Chickpea is a legume of the family Fabaceae, subfamily Faboideae. Its seeds are high in protein. It is one of the earliest cultivated legumes: 7,500-year-old remains have been found in the Middle EastChickpeas are an excellent source of the essential nutrients, iron, folate, phosphorus, protein and dietary fiber (USDA nutrient table). Chickpeas are low in fat and most of this is polyunsaturated. One hundred grams of mature boiled chickpeas contain 164 calories, 2.6 grams of fat (of which only 0.27 grams is saturated), 7.6 grams of dietary fiber and 8.9 grams of protein.
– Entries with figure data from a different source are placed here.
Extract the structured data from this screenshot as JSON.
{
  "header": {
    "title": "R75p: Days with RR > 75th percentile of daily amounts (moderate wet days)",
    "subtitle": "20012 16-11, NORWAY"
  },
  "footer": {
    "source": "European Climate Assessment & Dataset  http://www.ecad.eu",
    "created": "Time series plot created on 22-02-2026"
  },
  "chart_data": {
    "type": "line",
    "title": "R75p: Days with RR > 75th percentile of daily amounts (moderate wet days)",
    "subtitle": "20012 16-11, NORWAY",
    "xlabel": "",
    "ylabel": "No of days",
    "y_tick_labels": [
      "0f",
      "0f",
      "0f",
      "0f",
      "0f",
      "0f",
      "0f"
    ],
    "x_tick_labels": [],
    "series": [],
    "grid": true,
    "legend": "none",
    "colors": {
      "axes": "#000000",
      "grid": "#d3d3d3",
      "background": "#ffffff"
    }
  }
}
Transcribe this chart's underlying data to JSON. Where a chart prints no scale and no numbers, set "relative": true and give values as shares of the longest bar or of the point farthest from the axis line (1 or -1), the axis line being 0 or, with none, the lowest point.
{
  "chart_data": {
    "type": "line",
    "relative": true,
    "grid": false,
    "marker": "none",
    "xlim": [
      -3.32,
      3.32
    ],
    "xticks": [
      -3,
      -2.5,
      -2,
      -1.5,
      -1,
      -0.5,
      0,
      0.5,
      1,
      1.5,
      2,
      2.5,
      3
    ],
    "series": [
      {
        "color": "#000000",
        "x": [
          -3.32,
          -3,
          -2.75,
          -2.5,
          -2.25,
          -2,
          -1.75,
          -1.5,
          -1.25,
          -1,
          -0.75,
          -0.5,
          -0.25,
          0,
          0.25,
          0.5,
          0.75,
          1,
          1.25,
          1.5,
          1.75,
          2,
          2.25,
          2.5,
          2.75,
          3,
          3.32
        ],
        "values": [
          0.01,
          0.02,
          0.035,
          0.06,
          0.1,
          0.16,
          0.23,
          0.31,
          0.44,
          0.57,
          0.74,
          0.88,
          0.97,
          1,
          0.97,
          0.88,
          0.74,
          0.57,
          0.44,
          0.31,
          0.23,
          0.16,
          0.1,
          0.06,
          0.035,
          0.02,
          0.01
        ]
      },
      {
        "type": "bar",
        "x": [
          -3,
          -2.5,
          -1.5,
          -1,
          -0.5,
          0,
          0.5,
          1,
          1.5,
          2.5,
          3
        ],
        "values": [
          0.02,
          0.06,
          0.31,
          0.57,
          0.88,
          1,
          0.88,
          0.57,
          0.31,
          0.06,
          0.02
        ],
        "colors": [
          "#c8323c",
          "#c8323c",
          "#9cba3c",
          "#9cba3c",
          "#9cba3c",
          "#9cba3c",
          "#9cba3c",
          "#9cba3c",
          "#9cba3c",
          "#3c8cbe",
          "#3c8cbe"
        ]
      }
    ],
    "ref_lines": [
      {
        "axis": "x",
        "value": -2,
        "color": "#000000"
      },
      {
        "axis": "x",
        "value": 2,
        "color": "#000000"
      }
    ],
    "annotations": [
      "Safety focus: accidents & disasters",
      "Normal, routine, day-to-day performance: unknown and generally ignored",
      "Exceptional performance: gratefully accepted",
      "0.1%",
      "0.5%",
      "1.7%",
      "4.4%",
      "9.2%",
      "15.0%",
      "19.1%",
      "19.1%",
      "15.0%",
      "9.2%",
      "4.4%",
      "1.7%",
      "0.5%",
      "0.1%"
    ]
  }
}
Chickpeas also provide several essential nutrients in moderate amounts of 10-19% of the Daily Value
Kale is a vegetable with green or purple leaves, in which the central leaves do not form a head. It is considered to be closer to wild cabbage than most domesticated forms. Kale is very high in beta carotene, vitamin K, vitamin C, and rich in calcium. Kale is a source of two carotenoids, lutein and zeaxanthin. Kale, as with broccoli and other brassicas, contains sulforaphane (particularly when chopped or minced), a chemical with potent anti-cancer properties. Boiling decreases the level of sulforaphane; however, steaming, microwaving, or stir frying do not result in significant loss. Along with other brassica vegetables, kale is also a source of indole-3-carbinol, a chemical which boosts DNA repair in cells and appears to block the growth of cancer cells.
Nutritional yeast or Nooch as we vegans call it, is a deactivated yeast, often a strain of Saccharomyces cerevisiae, which is sold commercially as a food product. It is sold in the form of flakes or as a yellow powder and can be found in the bulk aisle of most natural food stores. It is popular with vegans and vegetarians and may be used as an ingredient in recipes or as a condiment.
It is a source of protein and vitamins, especially the B-complex vitamins, and is a complete protein. It is also naturally low in fat and sodium and is free of sugar, dairy, and gluten. Sometimes nutritional yeast is fortified with vitamin B12.
Nutritional yeast has a strong flavor that is described as nutty, cheesy, or creamy, which makes it popular as an ingredient in cheese substitutes. It is often used by vegans in place of cheese.
Since it was still cold as sin outside, Keithon and I needed something hot, filing and full of Vitamin D to eat after his swim practice. So I whipped up what I call Vegan Staple Stew. I only came up with the name as I was chopping veggies and he asked what I was making. He said ok and walked away.
Vegan Staple Stew
•7-8 cups of vegetable broth
•1 cup carrots
•3 cups mushrooms chopped
•1 cup squash chopped
•1 small can of tomato paste
•1 cup zucchini chopped
•3 cups chopped mushrooms
•3/4 cup quinoa, drained and rinsed
•1 can of chickpeas, drained and rinsed
•1/2 teaspoon freshly ground black pepper
•1 teaspoon crushed red pepper
•2 bay leaves
•Sea salt, to taste
Directions: In a large soup pot, add vegetable bouillon and water. Bring to a boil and stir until dissolved. Add in all ingredients and seasonings and stir well. Bring to a boil again and then simmer on low, stirring occasionally. Cook vegetables until tender for approx. 30 minutes. Add sea salt to taste. Serves 6-7.
Thankfully my vegan freak out was averted because in almost every meal I include mushrooms because of the meaty texture. It is good to know I was unknowingly getting in much needed Vitamin D!